Here’s the deal: Big Brother: Over the Top is happening live, as you read this, and if you head on over to CBS All-Access, you can click on the Live Feeds link and watch every real-time action. But if you want to consume Big Brother with any kind of sense of narrative, without camping out in front of the live feeds all day, that’s where the show needs to step in and, you know, be a show. According to the site, there will be one proper episode that airs weekly, Wednesdays at 10PM ET, which will lead up to a live eviction. Other than that, though, Over the Top exists as a series of short-form videos, living on the “Videos” tab of the Big Brother site. The clips are presented on different playlists, without any kind of direction as to the order in which we should watch. “Weekday replay” clips are 8-12 minute summaries of the days events, but they don’t include competitions or nomination ceremonies. Those videos are … elsewhere? Or not. It seems that you have to know when the various competitions and ceremonies will be taking place and tune into the live feed then. Without video of those, the daily recaps seem to lurch past major developments and leave it to us to retroactively fill in the blanks. Hey, I’m find using my brain to engage with the art that I consume. This isn’t art. This is Big Brother. I shouldn’t have to read between the lines.

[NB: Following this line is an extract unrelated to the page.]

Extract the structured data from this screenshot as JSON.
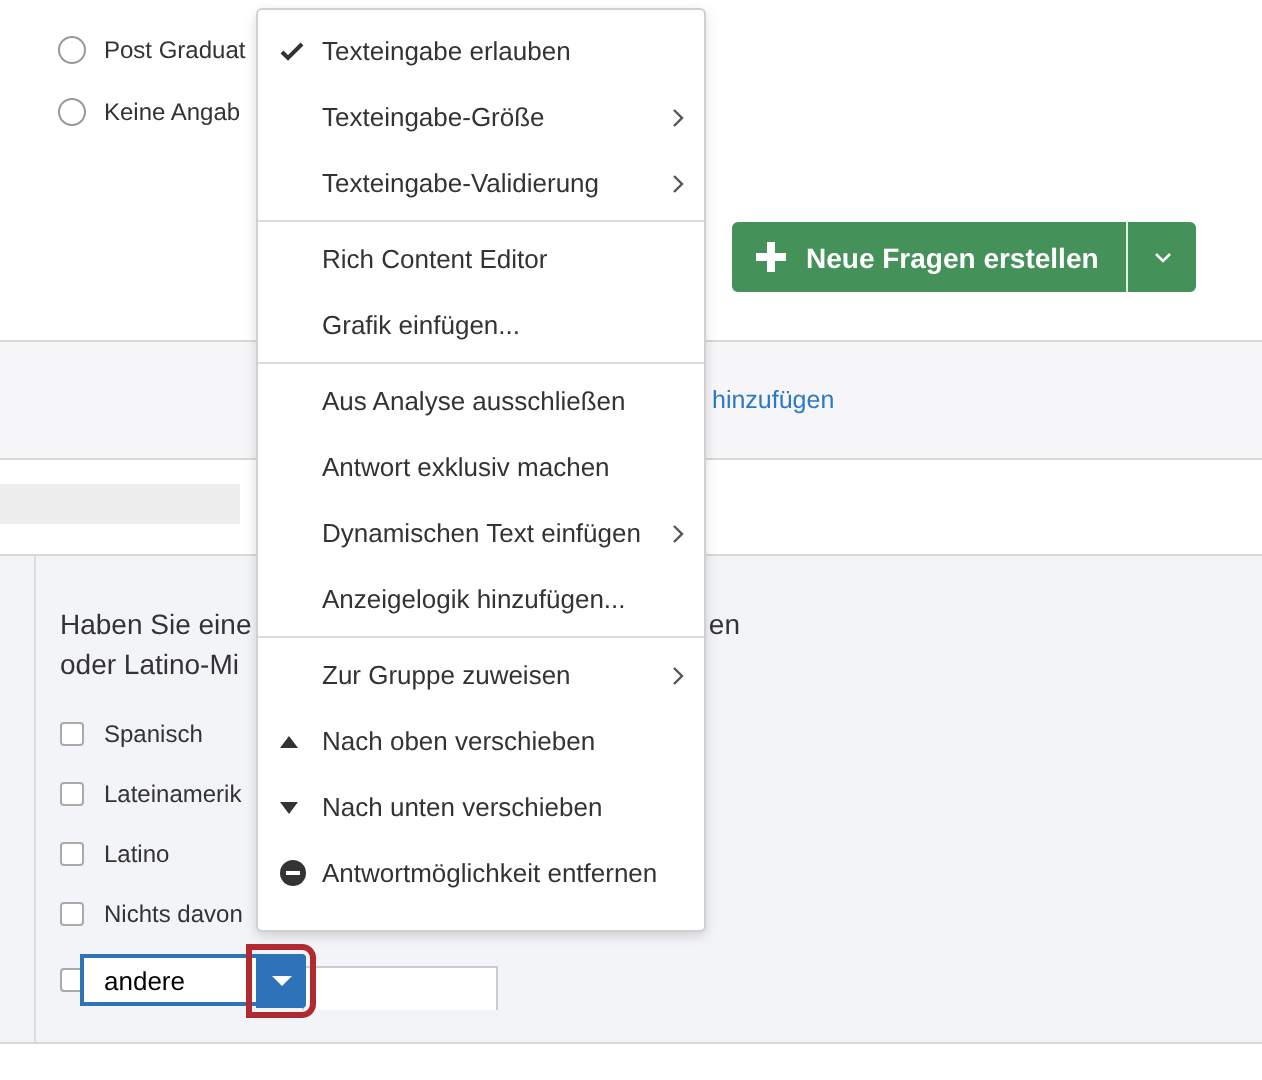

It is a maddening viewing experience, and it actually manages to take the Big Brother format and make it even more of a tape-delayed experience than the broadcast version, because now there is only one episode a week if you want to see the events from the house in any way that makes narrative sense.

This isn’t even getting into this year’s contestants, who seem like … well, like any other group of Big Brother contestants, except that they’re taking 3 months off in the fall, which means not only are they not gainfully employed, but they’re not even students. There’s a pair of sisters ridiculously trying to pass as unrelated. There are a couple of guys whose entire personalities seem to be “I have lots of hair.” The show seems to be mocking the contestants more openly than they used to. The (convoluted) opening gambit to decide a Head of Household involved the guests passing on an “infection,” one to another, until one houseguest was left standing, and thus the HoH. Said “infection” was really a medallion with a giant red crab on it. So, yes, the Big Brother houseguests spent the better part of a day passing a crabs infection to one another. This all sounds like a promising, silly, irreverent season of Big Brother. If only it weren’t such a pain in the ass to watch it.